Do you see the point? When we receive thoughtful, deliberate, meaningful gifts, we cherish them. We don’t take them for granted. We don’t think, “oh that’s nice,” and then stick it in a cupboard or a closet somewhere. Far from it. Instead, we put them in places of honor, where we can see them and be reminded of the love and thought behind them. Even more than that, we tell other people about them. We are so touched, so appreciative, so grateful, that we want other people to know about the gift. Really, deep down, what we’re doing in that moment is declaring to others, “someone loves me so much, look what they did for me!”

No one ever loved you, or me, or anyone else, more than God does.

No Christmas gift was ever more expensive than the gift of Jesus Christ, but neither was any gift ever more personal, more thoughtful, more deliberate or more heartfelt. No gift ever has or ever will be more motivated by love than the gift of Jesus Christ. No doubt we will all, at some point, over the next few days be asked by someone what we received for Christmas. Or we will, voluntarily, share with others about one or more of the gifts we received. But how many of us will take the time to tell others, whether over the next few days or throughout the year ahead, about the love of God and the gift of Jesus Christ? The gift of Jesus is unlike any other gift we will tell anyone about. 2 Corinthians 9:15 says, “Thanks be to God for His indescribable gift.” It is a gift available to everyone, and we lose nothing by sharing it with others. In fact, we gain by doing so.

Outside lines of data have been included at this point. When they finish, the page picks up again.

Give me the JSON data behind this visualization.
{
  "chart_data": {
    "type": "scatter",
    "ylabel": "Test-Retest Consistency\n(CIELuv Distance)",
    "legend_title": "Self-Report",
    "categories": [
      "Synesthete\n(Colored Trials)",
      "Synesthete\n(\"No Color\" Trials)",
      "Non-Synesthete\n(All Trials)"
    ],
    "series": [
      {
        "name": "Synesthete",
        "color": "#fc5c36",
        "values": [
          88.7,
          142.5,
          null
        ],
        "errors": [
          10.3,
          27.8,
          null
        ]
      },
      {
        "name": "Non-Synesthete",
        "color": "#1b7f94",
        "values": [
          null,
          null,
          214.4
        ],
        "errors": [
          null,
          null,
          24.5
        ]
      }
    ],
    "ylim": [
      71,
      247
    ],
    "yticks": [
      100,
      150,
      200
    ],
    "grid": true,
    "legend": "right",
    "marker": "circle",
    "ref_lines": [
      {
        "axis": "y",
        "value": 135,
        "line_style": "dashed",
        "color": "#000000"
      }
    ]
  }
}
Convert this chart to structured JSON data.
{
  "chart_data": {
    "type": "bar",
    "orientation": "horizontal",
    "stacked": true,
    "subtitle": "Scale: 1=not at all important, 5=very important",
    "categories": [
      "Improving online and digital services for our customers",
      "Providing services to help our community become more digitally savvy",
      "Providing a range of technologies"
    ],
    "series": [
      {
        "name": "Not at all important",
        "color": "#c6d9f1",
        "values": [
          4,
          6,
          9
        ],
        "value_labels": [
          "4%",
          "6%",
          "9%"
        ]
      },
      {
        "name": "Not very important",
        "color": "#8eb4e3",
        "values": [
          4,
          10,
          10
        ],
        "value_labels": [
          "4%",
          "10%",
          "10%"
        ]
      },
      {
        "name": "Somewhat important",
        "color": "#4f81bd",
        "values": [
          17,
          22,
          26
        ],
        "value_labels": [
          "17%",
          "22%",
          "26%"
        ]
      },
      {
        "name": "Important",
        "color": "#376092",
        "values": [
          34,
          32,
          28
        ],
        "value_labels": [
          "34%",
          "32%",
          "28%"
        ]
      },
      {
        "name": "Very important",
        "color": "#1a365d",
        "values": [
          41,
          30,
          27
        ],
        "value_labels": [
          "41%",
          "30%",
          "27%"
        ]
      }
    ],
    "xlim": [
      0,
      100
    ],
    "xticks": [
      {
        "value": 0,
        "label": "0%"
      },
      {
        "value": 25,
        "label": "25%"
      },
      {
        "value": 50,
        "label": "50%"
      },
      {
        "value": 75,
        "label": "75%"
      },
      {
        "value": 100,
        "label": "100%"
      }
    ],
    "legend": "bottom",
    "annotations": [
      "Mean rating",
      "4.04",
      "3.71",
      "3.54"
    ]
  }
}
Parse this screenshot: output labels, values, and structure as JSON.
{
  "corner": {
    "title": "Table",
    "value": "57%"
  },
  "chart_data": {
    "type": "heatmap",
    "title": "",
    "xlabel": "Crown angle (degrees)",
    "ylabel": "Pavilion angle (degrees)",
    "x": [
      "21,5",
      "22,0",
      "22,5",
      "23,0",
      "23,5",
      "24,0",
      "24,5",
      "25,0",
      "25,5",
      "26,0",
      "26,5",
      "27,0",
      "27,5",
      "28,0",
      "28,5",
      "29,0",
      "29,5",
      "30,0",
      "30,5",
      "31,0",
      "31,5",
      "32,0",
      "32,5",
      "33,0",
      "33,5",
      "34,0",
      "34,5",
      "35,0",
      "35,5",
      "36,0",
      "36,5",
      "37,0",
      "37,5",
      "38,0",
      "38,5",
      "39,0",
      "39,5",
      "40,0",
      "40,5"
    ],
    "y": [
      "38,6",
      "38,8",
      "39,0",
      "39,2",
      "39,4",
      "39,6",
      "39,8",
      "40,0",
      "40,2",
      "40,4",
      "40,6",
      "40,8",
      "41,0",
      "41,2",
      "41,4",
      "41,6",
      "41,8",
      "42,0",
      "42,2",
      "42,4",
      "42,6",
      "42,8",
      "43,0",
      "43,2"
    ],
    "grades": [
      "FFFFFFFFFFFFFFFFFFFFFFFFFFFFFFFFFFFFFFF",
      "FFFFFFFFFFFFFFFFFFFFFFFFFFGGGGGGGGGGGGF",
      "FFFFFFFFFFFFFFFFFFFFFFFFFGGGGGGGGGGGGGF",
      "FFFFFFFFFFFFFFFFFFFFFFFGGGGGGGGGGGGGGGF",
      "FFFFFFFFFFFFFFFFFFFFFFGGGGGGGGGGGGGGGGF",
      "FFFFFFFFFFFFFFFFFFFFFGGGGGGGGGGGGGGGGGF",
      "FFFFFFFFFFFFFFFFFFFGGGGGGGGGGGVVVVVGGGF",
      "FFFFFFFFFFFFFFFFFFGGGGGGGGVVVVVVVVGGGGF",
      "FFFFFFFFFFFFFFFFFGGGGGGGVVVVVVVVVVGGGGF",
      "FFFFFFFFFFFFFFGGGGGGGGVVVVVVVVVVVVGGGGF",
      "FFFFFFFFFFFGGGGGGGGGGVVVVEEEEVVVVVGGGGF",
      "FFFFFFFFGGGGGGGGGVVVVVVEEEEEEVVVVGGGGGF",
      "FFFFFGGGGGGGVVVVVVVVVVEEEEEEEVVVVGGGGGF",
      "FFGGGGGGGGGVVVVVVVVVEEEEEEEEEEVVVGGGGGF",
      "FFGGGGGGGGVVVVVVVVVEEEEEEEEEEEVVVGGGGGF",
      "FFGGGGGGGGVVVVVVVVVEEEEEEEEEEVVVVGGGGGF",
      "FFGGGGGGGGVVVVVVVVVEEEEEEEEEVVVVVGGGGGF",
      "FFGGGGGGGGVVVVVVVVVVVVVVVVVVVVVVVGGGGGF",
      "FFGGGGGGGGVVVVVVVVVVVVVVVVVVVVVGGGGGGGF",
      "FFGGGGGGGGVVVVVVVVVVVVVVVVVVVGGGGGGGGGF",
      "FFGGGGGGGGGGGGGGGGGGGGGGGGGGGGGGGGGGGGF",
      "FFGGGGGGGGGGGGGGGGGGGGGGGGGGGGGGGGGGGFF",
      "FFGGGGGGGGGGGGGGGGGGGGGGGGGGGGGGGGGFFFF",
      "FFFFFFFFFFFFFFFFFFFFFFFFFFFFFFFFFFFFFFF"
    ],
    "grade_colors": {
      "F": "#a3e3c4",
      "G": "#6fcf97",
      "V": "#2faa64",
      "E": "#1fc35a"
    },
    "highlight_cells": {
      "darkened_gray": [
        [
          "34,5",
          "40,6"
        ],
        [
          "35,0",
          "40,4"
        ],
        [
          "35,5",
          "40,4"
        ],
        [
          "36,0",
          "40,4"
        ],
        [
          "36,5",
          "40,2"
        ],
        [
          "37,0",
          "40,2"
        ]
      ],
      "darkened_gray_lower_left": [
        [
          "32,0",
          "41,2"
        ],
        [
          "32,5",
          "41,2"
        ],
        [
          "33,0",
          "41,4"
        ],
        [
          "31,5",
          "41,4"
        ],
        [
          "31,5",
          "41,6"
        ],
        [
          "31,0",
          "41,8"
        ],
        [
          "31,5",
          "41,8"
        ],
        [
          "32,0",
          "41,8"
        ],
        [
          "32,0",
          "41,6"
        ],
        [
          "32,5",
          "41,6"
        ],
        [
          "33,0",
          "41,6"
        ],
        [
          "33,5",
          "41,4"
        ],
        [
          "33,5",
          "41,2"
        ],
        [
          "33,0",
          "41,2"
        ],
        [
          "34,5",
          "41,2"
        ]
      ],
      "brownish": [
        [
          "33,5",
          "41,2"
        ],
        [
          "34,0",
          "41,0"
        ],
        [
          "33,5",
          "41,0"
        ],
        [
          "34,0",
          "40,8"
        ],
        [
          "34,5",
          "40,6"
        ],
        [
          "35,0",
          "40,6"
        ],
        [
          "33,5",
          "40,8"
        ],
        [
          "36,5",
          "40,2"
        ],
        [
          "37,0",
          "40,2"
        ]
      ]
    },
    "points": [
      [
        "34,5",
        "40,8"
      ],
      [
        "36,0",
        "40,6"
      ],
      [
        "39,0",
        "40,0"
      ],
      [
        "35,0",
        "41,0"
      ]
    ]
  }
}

David Mathis said this about the real meaning of Christmas: “Few things are more tragic than taking Christmas in stride. Its spirit and magic, that alluring sense of supernatural goodness, are not just for children, but even for the grownups. Especially for the grownups. God forbid that we ever get used to Christmas.”

So let’s not get used to Christmas. Let us never forget how miraculous, how wonderful, how incredible it really is. Today, and for every Christmas we have left, let us remember why we celebrate Christmas, and let us truly celebrate Christmas.